Before beginning to renovate the white house located just north of the central fire station into a new administrative headquarters for the Fire Department, the city will first investigate whether it might be more prudent to tear the building down and start from scratch, City Manager Eileen Cabanel said Monday night. The city purchased the 3,000-square-foot house at the corner of North Main Street and Tremont Street this summer for $262,500 and planned to use it as part of a overall $1.5-million plan to renovate and expand the station.
Tentative plans had called for the distance between the current station footprint and the house to be filled with a connecting two-story building that would include several new truck bays. But before the city proceeds with that general plan, Cabanel said, it will now retain an engineer to cost out the difference between renovating the house into appropriate office space and building new.
The house has most recently been used as an apartment building and Cabanel said the tenants had been given until Sept. 30 to find other accommodations.
The subject came up at Monday night's City Council meeting because councilors agreed with an administrative request to transfer about $39,000 out of the 2007-2008 Fire Department budget for personnel expense to the account set up for "Design/Engineering Central Fire Station". A portion of that money will be used to pay for the engineering study of the house at 858 North Main Street.
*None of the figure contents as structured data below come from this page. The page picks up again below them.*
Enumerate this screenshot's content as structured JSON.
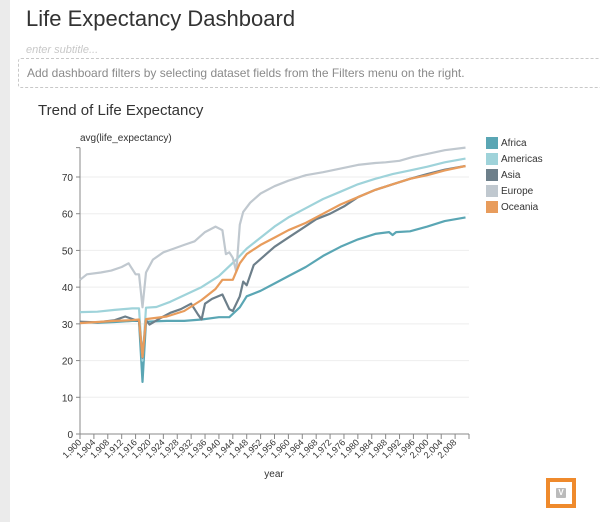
{
  "dashboard": {
    "title": "Life Expectancy Dashboard",
    "subtitle_placeholder": "enter subtitle...",
    "filters_hint": "Add dashboard filters by selecting dataset fields from the Filters menu on the right."
  },
  "chart_data": {
    "type": "line",
    "title": "Trend of Life Expectancy",
    "xlabel": "year",
    "ylabel": "avg(life_expectancy)",
    "xlim": [
      1900,
      2012
    ],
    "ylim": [
      0,
      78
    ],
    "yticks": [
      0,
      10,
      20,
      30,
      40,
      50,
      60,
      70
    ],
    "xticks": [
      "1,900",
      "1,904",
      "1,908",
      "1,912",
      "1,916",
      "1,920",
      "1,924",
      "1,928",
      "1,932",
      "1,936",
      "1,940",
      "1,944",
      "1,948",
      "1,952",
      "1,956",
      "1,960",
      "1,964",
      "1,968",
      "1,972",
      "1,976",
      "1,980",
      "1,984",
      "1,988",
      "1,992",
      "1,996",
      "2,000",
      "2,004",
      "2,008"
    ],
    "grid": true,
    "legend_position": "right",
    "series": [
      {
        "name": "Africa",
        "color": "#5aa6b4",
        "points": [
          [
            1900,
            30.5
          ],
          [
            1905,
            30.3
          ],
          [
            1910,
            30.5
          ],
          [
            1915,
            30.8
          ],
          [
            1917,
            30.8
          ],
          [
            1918,
            14.2
          ],
          [
            1919,
            30.6
          ],
          [
            1925,
            30.8
          ],
          [
            1930,
            30.8
          ],
          [
            1935,
            31.2
          ],
          [
            1940,
            31.8
          ],
          [
            1943,
            31.8
          ],
          [
            1946,
            34.5
          ],
          [
            1948,
            37.5
          ],
          [
            1952,
            39
          ],
          [
            1956,
            41
          ],
          [
            1960,
            43
          ],
          [
            1965,
            45.5
          ],
          [
            1970,
            48.5
          ],
          [
            1975,
            51
          ],
          [
            1980,
            53
          ],
          [
            1985,
            54.5
          ],
          [
            1989,
            55
          ],
          [
            1990,
            54.2
          ],
          [
            1991,
            55
          ],
          [
            1995,
            55.2
          ],
          [
            2000,
            56.5
          ],
          [
            2005,
            58
          ],
          [
            2011,
            59
          ]
        ]
      },
      {
        "name": "Americas",
        "color": "#9fd3da",
        "points": [
          [
            1900,
            33.2
          ],
          [
            1905,
            33.3
          ],
          [
            1910,
            33.8
          ],
          [
            1915,
            34.2
          ],
          [
            1917,
            34.2
          ],
          [
            1918,
            20
          ],
          [
            1919,
            34.4
          ],
          [
            1922,
            34.6
          ],
          [
            1926,
            36
          ],
          [
            1930,
            37.8
          ],
          [
            1935,
            40
          ],
          [
            1940,
            43
          ],
          [
            1945,
            47.5
          ],
          [
            1948,
            50.5
          ],
          [
            1952,
            53.5
          ],
          [
            1956,
            56.5
          ],
          [
            1960,
            59
          ],
          [
            1965,
            61.5
          ],
          [
            1970,
            64
          ],
          [
            1975,
            66
          ],
          [
            1980,
            68
          ],
          [
            1985,
            69.5
          ],
          [
            1990,
            70.8
          ],
          [
            1995,
            71.8
          ],
          [
            2000,
            72.8
          ],
          [
            2005,
            74
          ],
          [
            2011,
            75
          ]
        ]
      },
      {
        "name": "Asia",
        "color": "#6d7f8a",
        "points": [
          [
            1900,
            30.6
          ],
          [
            1905,
            30.4
          ],
          [
            1910,
            31
          ],
          [
            1913,
            32
          ],
          [
            1916,
            31
          ],
          [
            1917,
            30.8
          ],
          [
            1918,
            20.8
          ],
          [
            1919,
            31
          ],
          [
            1920,
            29.8
          ],
          [
            1923,
            31.5
          ],
          [
            1926,
            33
          ],
          [
            1929,
            34
          ],
          [
            1932,
            35.5
          ],
          [
            1934,
            32.5
          ],
          [
            1935,
            31.2
          ],
          [
            1936,
            35.5
          ],
          [
            1938,
            36.8
          ],
          [
            1941,
            38
          ],
          [
            1943,
            34
          ],
          [
            1944,
            33.5
          ],
          [
            1946,
            37.5
          ],
          [
            1947,
            41.5
          ],
          [
            1948,
            40.5
          ],
          [
            1950,
            46
          ],
          [
            1953,
            48.5
          ],
          [
            1956,
            51
          ],
          [
            1960,
            53.5
          ],
          [
            1964,
            56
          ],
          [
            1968,
            58.5
          ],
          [
            1972,
            60
          ],
          [
            1976,
            62
          ],
          [
            1980,
            64.5
          ],
          [
            1985,
            66.5
          ],
          [
            1990,
            68
          ],
          [
            1995,
            69.5
          ],
          [
            2000,
            70.8
          ],
          [
            2005,
            72
          ],
          [
            2011,
            73
          ]
        ]
      },
      {
        "name": "Europe",
        "color": "#c0c8cf",
        "points": [
          [
            1900,
            42
          ],
          [
            1902,
            43.5
          ],
          [
            1906,
            44
          ],
          [
            1909,
            44.5
          ],
          [
            1912,
            45.5
          ],
          [
            1914,
            46.5
          ],
          [
            1915,
            45
          ],
          [
            1916,
            43.5
          ],
          [
            1917,
            43.5
          ],
          [
            1918,
            34.5
          ],
          [
            1919,
            44
          ],
          [
            1921,
            47.5
          ],
          [
            1924,
            49.5
          ],
          [
            1927,
            50.5
          ],
          [
            1930,
            51.5
          ],
          [
            1933,
            52.5
          ],
          [
            1936,
            55
          ],
          [
            1939,
            56.5
          ],
          [
            1941,
            55.5
          ],
          [
            1942,
            49
          ],
          [
            1943,
            49.5
          ],
          [
            1944,
            48
          ],
          [
            1945,
            44.2
          ],
          [
            1946,
            57
          ],
          [
            1947,
            60.5
          ],
          [
            1949,
            63
          ],
          [
            1952,
            65.5
          ],
          [
            1956,
            67.5
          ],
          [
            1960,
            69
          ],
          [
            1965,
            70.5
          ],
          [
            1970,
            71.3
          ],
          [
            1975,
            72.3
          ],
          [
            1980,
            73.3
          ],
          [
            1985,
            73.8
          ],
          [
            1988,
            74
          ],
          [
            1992,
            74.4
          ],
          [
            1996,
            75.5
          ],
          [
            2000,
            76.3
          ],
          [
            2005,
            77.3
          ],
          [
            2011,
            78
          ]
        ]
      },
      {
        "name": "Oceania",
        "color": "#e89c5c",
        "points": [
          [
            1900,
            30.2
          ],
          [
            1905,
            30.5
          ],
          [
            1910,
            30.8
          ],
          [
            1915,
            31
          ],
          [
            1917,
            31.2
          ],
          [
            1918,
            21
          ],
          [
            1919,
            31.3
          ],
          [
            1925,
            32
          ],
          [
            1930,
            33.5
          ],
          [
            1935,
            36.5
          ],
          [
            1939,
            39.5
          ],
          [
            1941,
            42
          ],
          [
            1944,
            42
          ],
          [
            1946,
            46.5
          ],
          [
            1948,
            49
          ],
          [
            1952,
            51.5
          ],
          [
            1956,
            53.5
          ],
          [
            1960,
            55.5
          ],
          [
            1965,
            57.5
          ],
          [
            1970,
            60
          ],
          [
            1975,
            62.5
          ],
          [
            1980,
            64.5
          ],
          [
            1985,
            66.5
          ],
          [
            1990,
            68
          ],
          [
            1995,
            69.5
          ],
          [
            2000,
            70.5
          ],
          [
            2005,
            71.8
          ],
          [
            2011,
            73
          ]
        ]
      }
    ]
  },
  "corner_button": {
    "label": "V"
  }
}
The funds, Cabanel explained were no longer needed for salaries and benefits because of the new five-year contract for ambulance service that had been negotiated between the city and LRGHealthcare. Effective Sept. 1, the hospital began paying for the cost of the four highest paid (non-officer) paramedics in the Fire Department, instead of the four newest people.
Councilors quickly and unanimously approved the new ambulance contract, which calls for the continuation of a 10-year-old arrangement whereby the hospital essentially pays for the equipment and a portion of the personnel expense of operating the emergency medical service in return for keeping the income that is generated by it. All Fire Department personnel are employees of the city, but the city bills the hospital for agreed-to costs and gets reimbursed.
Cabanel highlighted other significant changes to the agreement, including:
— The establishment of the new position of deputy fire chief for emergency services, which will be paid for LRGHealthcare. The position, Cabanel stressed, is not an "entitlement" for the Fire Department, but will exist so long as the hospital is picking up the tab.
— The hospital has committed to fund a program to encourage emergency service workers at the EMT level to upgrade to paramedic classification by offering training and additional stipends of $4,000 per year. Right now, Cabanel said, the city's EMTs are not terribly motivated to get additional certification because training is expensive and the difference in pay is only about 5-percent. Chief Ken Erickson, she noted, also has difficulty recruiting new paramedics. Cabanel emphasized that the extra stipends the hospital will be paying are strictly between LRGHealthcare and the paramedics and will not involve the city in any way.
NOTES: Gilford resident Dick Metz received permission from City Council to use a portion of City Hall parking lots on Saturday, Oct. 27 for "The Lakes Region Salutes Families of Our Citizen Soldiers". The event will be sponsored by the Belknap Mill Society, where Metz is a trustee. Money raised at the event — which will include a Blackhawk helicopter fly-over and music by Annie and The Orphans, Metz said, would be donated to the NH Chaplin's Fund. Cabanel noted the purpose of the event is strictly to provide support for the families of soldiers serving overseas and was not going to be a political forum "to complain about anything". . . . . . Councilors quickly agreed to formally accept a federal aviation grant for $2.1-million to cover most of the cost of the design and construction of an itinerant parking apron, as well as an upgrade to hazard beacons, at the Laconia Municipal Airport. Five-percent of the total project cost will be split between the state Department of Transportation (Division of Aeronautics) and the airport itself. . . . . Mayor Matt Lahey decided to let council's subcommittee on Public Works grapple with a proposal to keep fishermen (or anyone else) from parking on the westerly side of the approach to the the Governor's Island bridge, above Wentworth Cove Road. Public Works Director Paul Moynihan is recommending the "no parking" area be declared in order to improve drainage in the low-lying area but neighbor Richard Holmes suggested it won't do much good because people are willing to accept "a $10 ticket" as a price to park there. Holmes pointed out there are "no parking" signs along Summit Ave. now and he has witnessed police writing tickets for violations. "It's a contradictory story," he added, "because the city is claiming they (the signs) are not theirs." . . . . . Cabanel informed council that the cost of repairing the membrane that covers the old city landfill out by the airport was gong to be $187,000, not the $245,000 that was budgeted. She also reiterated that she is working with Congresswoman Carol Shea-Porter's office to get federal disaster relief help with the bill because the damage was done during the rain storms this past April.